Dans ces conditions, il convient, dans l’intérêt d’une bonne administration de la justice et afin de faire respecter le principe de la contradiction, de révoquer, avant l'ouverture des débats, l'ordonnance de clôture rendue le 12 mars 2024, tout en renvoyant l'affaire à l'audience de mise en état du mardi 8 octobre 2024 pour :
Conclusions au fond, en réponse, du syndicat des copropriétaires de l’immeuble sis l’immeuble sis [Adresse 3] à [Localité 8] et de la S.A. Cabinet CRAUNOT (Me BUNIAK) au plus tard le 14 juin 2024 (ajouts matérialisés par un trait en marge), délai impératif,Conclusions récapitulatives de la S.C.I. MYRAL et Madame [M] [B] (Me BOCCON GIBOD) au plus tard le 2 septembre 2024 (ajouts matérialisés par un trait en marge), délai impératif,Dernières conclusions éventuelles en défense du syndicat des copropriétaires de l’immeuble sis l’immeuble sis [Adresse 3] à [Localité 8] et de la S.A. Cabinet CRAUNOT (Me BUNIAK) au plus tard le 30 septembre 2024 (ajouts matérialisés par un trait en marge), délai impératif,Clôture et fixation de la date de plaidoiries.

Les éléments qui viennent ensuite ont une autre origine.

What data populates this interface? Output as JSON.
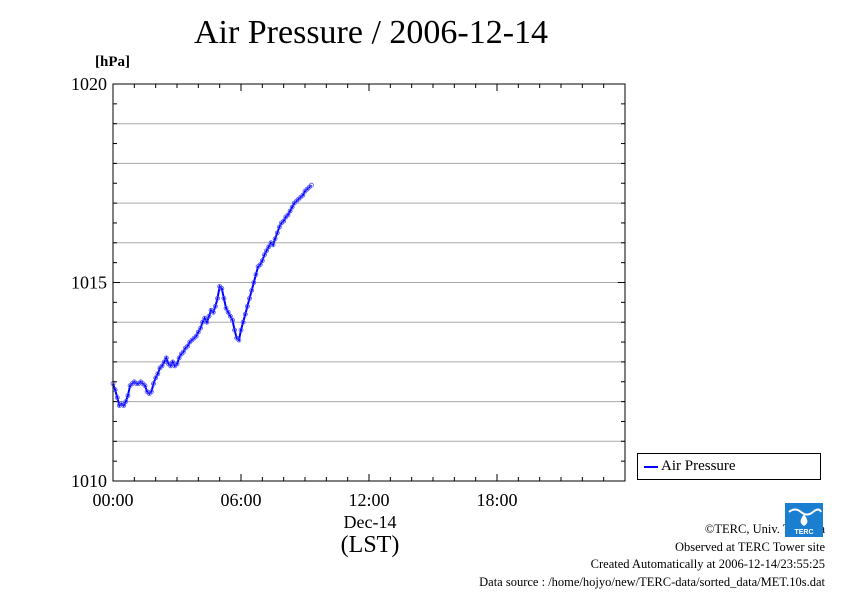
{
  "chart_data": {
    "type": "line",
    "title": "Air Pressure / 2006-12-14",
    "ylabel": "[hPa]",
    "xlabel": "Dec-14",
    "x_sublabel": "(LST)",
    "xlim": [
      0,
      24
    ],
    "ylim": [
      1010,
      1020
    ],
    "x_tick_values": [
      0,
      6,
      12,
      18
    ],
    "x_tick_labels": [
      "00:00",
      "06:00",
      "12:00",
      "18:00"
    ],
    "y_tick_values": [
      1010,
      1015,
      1020
    ],
    "y_tick_labels": [
      "1010",
      "1015",
      "1020"
    ],
    "grid": true,
    "legend": "right, below plot",
    "series": [
      {
        "name": "Air Pressure",
        "color": "#0000ff",
        "x": [
          0.0,
          0.1,
          0.2,
          0.3,
          0.4,
          0.5,
          0.6,
          0.7,
          0.8,
          0.9,
          1.0,
          1.1,
          1.2,
          1.3,
          1.4,
          1.5,
          1.6,
          1.7,
          1.8,
          1.9,
          2.0,
          2.1,
          2.2,
          2.3,
          2.4,
          2.5,
          2.6,
          2.7,
          2.8,
          2.9,
          3.0,
          3.1,
          3.2,
          3.3,
          3.4,
          3.5,
          3.6,
          3.7,
          3.8,
          3.9,
          4.0,
          4.1,
          4.2,
          4.3,
          4.4,
          4.5,
          4.6,
          4.7,
          4.8,
          4.9,
          5.0,
          5.1,
          5.2,
          5.3,
          5.4,
          5.5,
          5.6,
          5.7,
          5.8,
          5.9,
          6.0,
          6.1,
          6.2,
          6.3,
          6.4,
          6.5,
          6.6,
          6.7,
          6.8,
          6.9,
          7.0,
          7.1,
          7.2,
          7.3,
          7.4,
          7.5,
          7.6,
          7.7,
          7.8,
          7.9,
          8.0,
          8.1,
          8.2,
          8.3,
          8.4,
          8.5,
          8.6,
          8.7,
          8.8,
          8.9,
          9.0,
          9.1,
          9.2,
          9.3
        ],
        "y": [
          1012.45,
          1012.3,
          1012.1,
          1011.9,
          1011.95,
          1011.9,
          1012.0,
          1012.15,
          1012.4,
          1012.45,
          1012.5,
          1012.45,
          1012.45,
          1012.5,
          1012.45,
          1012.4,
          1012.25,
          1012.2,
          1012.25,
          1012.45,
          1012.6,
          1012.7,
          1012.85,
          1012.9,
          1013.0,
          1013.1,
          1012.95,
          1012.9,
          1013.0,
          1012.9,
          1012.95,
          1013.1,
          1013.2,
          1013.25,
          1013.35,
          1013.4,
          1013.5,
          1013.55,
          1013.6,
          1013.65,
          1013.75,
          1013.85,
          1014.0,
          1014.1,
          1014.0,
          1014.15,
          1014.3,
          1014.25,
          1014.4,
          1014.6,
          1014.9,
          1014.85,
          1014.6,
          1014.35,
          1014.25,
          1014.15,
          1014.05,
          1013.8,
          1013.6,
          1013.55,
          1013.8,
          1014.0,
          1014.2,
          1014.4,
          1014.6,
          1014.8,
          1015.0,
          1015.2,
          1015.4,
          1015.45,
          1015.55,
          1015.7,
          1015.8,
          1015.9,
          1016.0,
          1015.95,
          1016.1,
          1016.25,
          1016.4,
          1016.5,
          1016.55,
          1016.65,
          1016.7,
          1016.8,
          1016.9,
          1017.0,
          1017.05,
          1017.1,
          1017.15,
          1017.2,
          1017.3,
          1017.35,
          1017.4,
          1017.45
        ]
      }
    ]
  },
  "footer": {
    "copyright": "©TERC, Univ. Tsukuba",
    "site": "Observed at TERC Tower site",
    "created": "Created Automatically at 2006-12-14/23:55:25",
    "source": "Data source : /home/hojyo/new/TERC-data/sorted_data/MET.10s.dat"
  },
  "logo_text": "TERC"
}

Les parties sont informées qu'une ordonnance de clôture sera rendue le 2 mai 2024 et que les conclusions qui seraient rendues en-dehors des délais impératifs susmentionnés pourraient être écartées par le tribunal statuant au fond, au visa de l'article 16 du code de procédure civile.
Par ces motifs :
Le juge de la mise en état, statuant par ordonnance réputée contradictoire et mise à disposition au greffe,
Révoque l'ordonnance de clôture rendue le 12 mars 2024 dans le cadre de l'instance enregistrée sous le numéro de RG 23/02673,
Renvoie l'affaire à l'audience du mardi 8 octobre 2024 à 10 heures pour :
Conclusions au fond, en réponse, du syndicat des copropriétaires de l’immeuble sis l’immeuble sis [Adresse 3] à [Localité 8] et de la S.A. Cabinet CRAUNOT (Me BUNIAK) au plus tard le 14 juin 2024 (ajouts matérialisés par un trait en marge), délai impératif,Conclusions récapitulatives de la S.C.I. MYRAL et Madame [M] [B] (Me BOCCON GIBOD) au plus tard le 2 septembre 2024 (ajouts matérialisés par un trait en marge), délai impératif,Dernières conclusions éventuelles en défense du syndicat des copropriétaires de l’immeuble sis l’immeuble sis [Adresse 3] à [Localité 8] et de la S.A. Cabinet CRAUNOT (Me BUNIAK) au plus tard le 30 septembre 2024 (ajouts matérialisés par un trait en marge), délai impératif,Clôture et fixation de la date de plaidoiries.
Les parties sont informées que l'ordonnance de clôture sera rendue le 8 octobre 2024 et que les conclusions qui seraient notifiées en-dehors des délais impératifs susmentionnés pourraient être écartées par le tribunal statuant au fond au visa de l'article 16 du code de procédure civile.